LOUISVILLE
In his sprawling office, Mason V. Marweg tied the silk laces of his custom-made, three-thousand-dollar elevator shoes. The alligator wingtips, one of sixteen similar pairs of various shades in his closet, raised his height five full inches, up to four-feet eleven and a half. Quite normal.
What wasn’t normal were his three wolverines. He gazed at the beautiful sleeping animals. He’d raised them since birth with the help of his on-staff veterinarian who’d used growth hormone and gene therapy to nearly triple their normal size. The massive carnivores – Shamar, Goba, and Goliath – weighed nearly one hundred sixty pounds each. And although semi-domesticated, they remained vicious flesh-eating predators, trained to obey only his commands. He loved watching them doze in the sun.
He clicked his clicker. Instantly, the three muscular bear-like animals sprang to their feet, snarling and baring their two-inch canines, hoping to sink them into whoever was behind his office door.
Satisfied at their response, Marweg snapped the clicker twice. Immediately, the wolverines sat back in the sun. He opened a small refrigerator and removed three large chunks of raw one-hundred-fifty-dollar-a-pound Kobe beef, and tossed them to the animals. They devoured the meat in seconds.
Shamar, Goba and Goliath were his protectors, 24x7. They even slept with him in his double-king-sized bed, steel-reinforced to support their additional five hundred pounds.
Marweg stood in his penthouse office atop his twenty-story Marweg Industries Building in downtown Louisville. He looked down at the Ohio River and watched the nation’s oldest operating steamboat, the Belle of Louisville, paddle-wheeling its way up river. Passengers were smiling.
Marweg smiled, too. He’d just added two major properties to his mining empire. At the sale closing, the former mine owners refused to speak to him because he’d forced them into bankruptcy. He couldn’t care less. The fools didn’t get it. Business is war! A land war in his case.
And his next land acquisition – Leland T. Radford’s massive twelve thousand acres chock full of coal – would soon be his.
For years, he’d tried to buy Radford’s land, but the tree-hugging fanatic repeatedly refused to sell, babbling on about the ecological balance “of my pristine forests.” Well, my pristine coal haulers will soon roll out of those forests with tons of black gold – coal.
Because Radford was now dead.
Marweg’s phone vibrated in his pocket.

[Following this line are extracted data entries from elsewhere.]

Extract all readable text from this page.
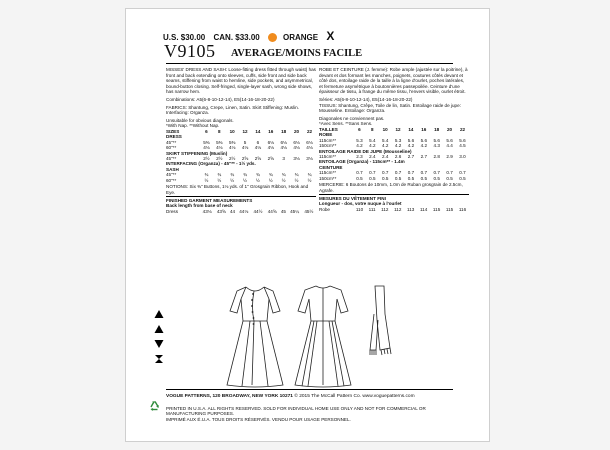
U.S. $30.00 CAN. $33.00	ORANGE X
V9105 AVERAGE/MOINS FACILE

MISSES' DRESS AND SASH: Loose-fitting dress fitted through waist) has front and back extending onto sleeves, cuffs, side front and side back seams, stiffening from waist to hemline, side pockets, and asymmetrical, bound-button closing. Self-fringed, single-layer sash, wrong side shows, has narrow hem.

Combinations: A5(6-8-10-12-14), E5(14-16-18-20-22)

FABRICS: Shantung, Crepe, Linen, Satin. Skirt Stiffening: Muslin. Interfacing: Organza.

Unsuitable for obvious diagonals.

*With Nap. **Without Nap.

SIZES	6	8	10	12	14	16	18	20	22
DRESS									
45"**	5⅜	5⅜	5⅜	5	6	6⅛	6⅛	6⅛	6⅛
60"**	4⅛	4⅛	4⅛	4⅛	4⅛	4⅛	4⅛	4⅛	4⅛
SKIRT STIFFENING (Muslin)									
45"**	2½	2½	2½	2⅝	2⅝	2⅝	3	3⅛	3⅛
INTERFACING (Organza) - 45"** - 1½ yds.									
SASH									
45"**	¾	¾	¾	¾	¾	¾	¾	¾	¾
60"**	½	½	½	½	½	½	½	½	½

NOTIONS: Six ⅜" Buttons, 1⅛ yds. of 1" Grosgrain Ribbon, Hook and Eye.

FINISHED GARMENT MEASUREMENTS

Back length from base of neck

Dress	43⅛	43⅝	44	44⅛	44½	44⅝	45	45¼	45½

ROBE ET CEINTURE (J. femme): Robe ample (ajustée sur la poitrine), à devant et dos formant les manches, poignets, coutures côtés devant et côté dos, entoilage raide de la taille à la ligne d'ourlet, poches latérales, et fermeture asymétrique à boutonnières passepoilée. Ceinture d'une épaisseur de tissu, à frange du même tissu, l'envers visible, ourlet étroit.

Séries: A5(6-8-10-12-14), E5(14-16-18-20-22)

TISSUS: Shantung, Crêpe, Toile de lin, Satin. Entoilage raide de jupe: Mousseline. Entoilage: Organza.

Diagonales ne conviennent pas.

*Avec Sens. **Sans Sens.

TAILLES	6	8	10	12	14	16	18	20	22
ROBE									
115cm**	5.3	5.4	5.4	5.3	5.6	5.6	5.6	5.6	5.6
150cm**	4.2	4.2	4.2	4.2	4.2	4.2	4.3	4.4	4.5
ENTOILAGE RAIDE DE JUPE (Mousseline)									
115cm**	2.3	2.4	2.4	2.6	2.7	2.7	2.8	2.9	3.0
ENTOILAGE (Organza) - 115cm** - 1.4m									
CEINTURE									
115cm**	0.7	0.7	0.7	0.7	0.7	0.7	0.7	0.7	0.7
150cm**	0.5	0.5	0.5	0.5	0.5	0.5	0.5	0.5	0.5

MERCERIE: 6 Boutons de 10mm, 1.0m de Ruban grosgrain de 2.5cm, Agrafe.

MESURES DU VÊTEMENT FINI

Longueur - dos, votre nuque à l'ourlet

Robe	110	111	112	112	113	114	115	115	116
VOGUE PATTERNS, 120 BROADWAY, NEW YORK 10271 © 2015 The McCall Pattern Co. www.voguepatterns.com
PRINTED IN U.S.A. ALL RIGHTS RESERVED. SOLD FOR INDIVIDUAL HOME USE ONLY AND NOT FOR COMMERCIAL OR MANUFACTURING PURPOSES.
IMPRIMÉ AUX É.U.A. TOUS DROITS RÉSERVÉS. VENDU POUR USAGE PERSONNEL.
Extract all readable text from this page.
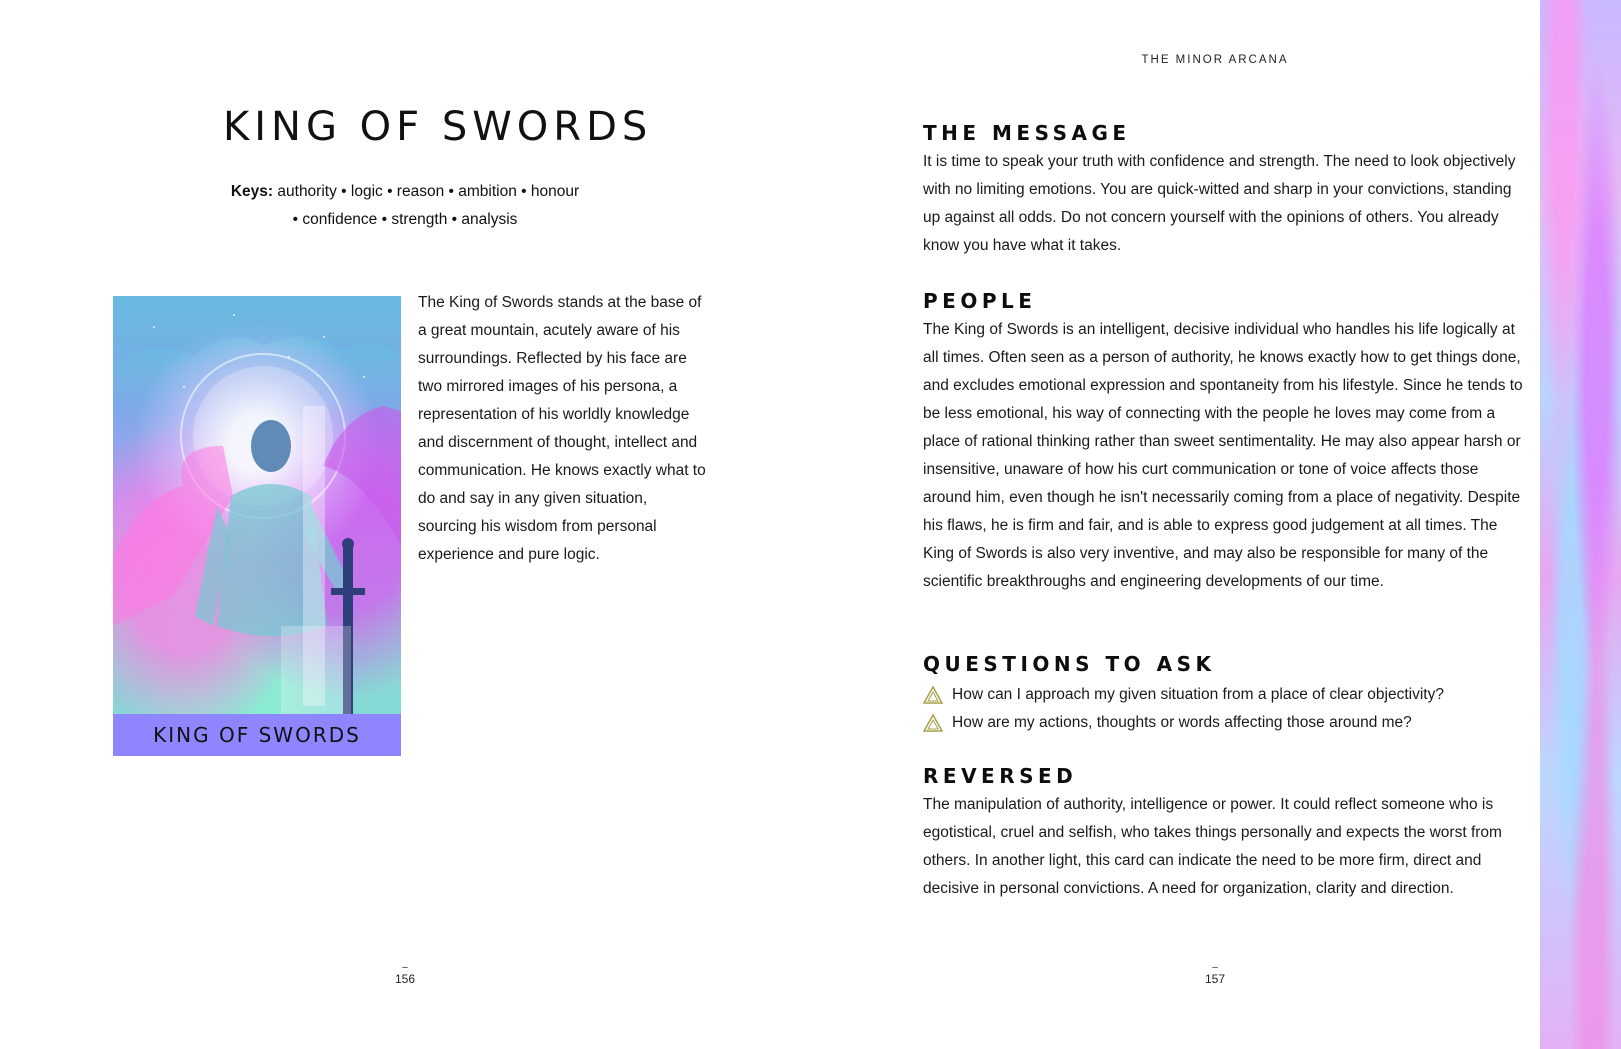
KING OF SWORDS
Keys: authority • logic • reason • ambition • honour
• confidence • strength • analysis
KING OF SWORDS

The King of Swords stands at the base of a great mountain, acutely aware of his surroundings. Reflected by his face are two mirrored images of his persona, a representation of his worldly knowledge and discernment of thought, intellect and communication. He knows exactly what to do and say in any given situation, sourcing his wisdom from personal experience and pure logic.

–
156
THE MINOR ARCANA
THE MESSAGE

It is time to speak your truth with confidence and strength. The need to look objectively with no limiting emotions. You are quick-witted and sharp in your convictions, standing up against all odds. Do not concern yourself with the opinions of others. You already know you have what it takes.

PEOPLE

The King of Swords is an intelligent, decisive individual who handles his life logically at all times. Often seen as a person of authority, he knows exactly how to get things done, and excludes emotional expression and spontaneity from his lifestyle. Since he tends to be less emotional, his way of connecting with the people he loves may come from a place of rational thinking rather than sweet sentimentality. He may also appear harsh or insensitive, unaware of how his curt communication or tone of voice affects those around him, even though he isn't necessarily coming from a place of negativity. Despite his flaws, he is firm and fair, and is able to express good judgement at all times. The King of Swords is also very inventive, and may also be responsible for many of the scientific breakthroughs and engineering developments of our time.

QUESTIONS TO ASK
How can I approach my given situation from a place of clear objectivity?
How are my actions, thoughts or words affecting those around me?
REVERSED

The manipulation of authority, intelligence or power. It could reflect someone who is egotistical, cruel and selfish, who takes things personally and expects the worst from others. In another light, this card can indicate the need to be more firm, direct and decisive in personal convictions. A need for organization, clarity and direction.

–
157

He saw Caller ID and answered.
“Yeah …?”
“Something’s come up,” the caller said.
“Explain.”
The more the man explained, the less Marweg liked what he heard. He didn’t need this aggravation now.
“Handle it,” Marweg said, “or I’ll shift my assets elsewhere.”
“I will.”
Marweg hung up. If the man didn’t handle it, Marweg would. Just because he was four feet eleven and a half, certain people thought they could take advantage of him. The corridors of business were now stacked with tall ex-CEO bullies who tried to push him around.
After all, he’d handled every problem since the day his father abandoned him and his cancer-ridden mother, leaving them penniless. Marweg was fifteen. That same day he walked to the nearby Crawford Mine to beg for work. As he neared the office, someone threw a razor-sharp chunk of coal that ripped open his cheek beneath his eye.
The miner who’d thrown the rock, Cletus Buttes, shouted, “We don’t hire no fuckin’ dwarfs!” Cletus and his four pals howled with laughter and threw more coal at him as he ran home, bleeding.
Marweg swore revenge.
Seventeen years later, he got it. After acquiring huge success in the money markets, Marweg bought a network of coalmines, including the Crawford Mine. That same day, he fired Cletus and his four pals. Marweg waved to them as they walked out the gates. Cletus and his boys had lost their appetite for laughing. They’d also lost their pensions. It was one of the happiest days of Marweg’s life.
Today, nearly thirty years later, Mason Marweg sat atop mining empire valued at 5.3 billion dollars.
Most of his wealth came from his coalmines the USA, silver mines in Bolivia and two diamond mines in Botswana. The mines gave him an enormous sense of power.
So would the acquisition of Leland Radford’s 12,000 acres of rich bituminous coal.
And he would soon acquire those acres … one way or another.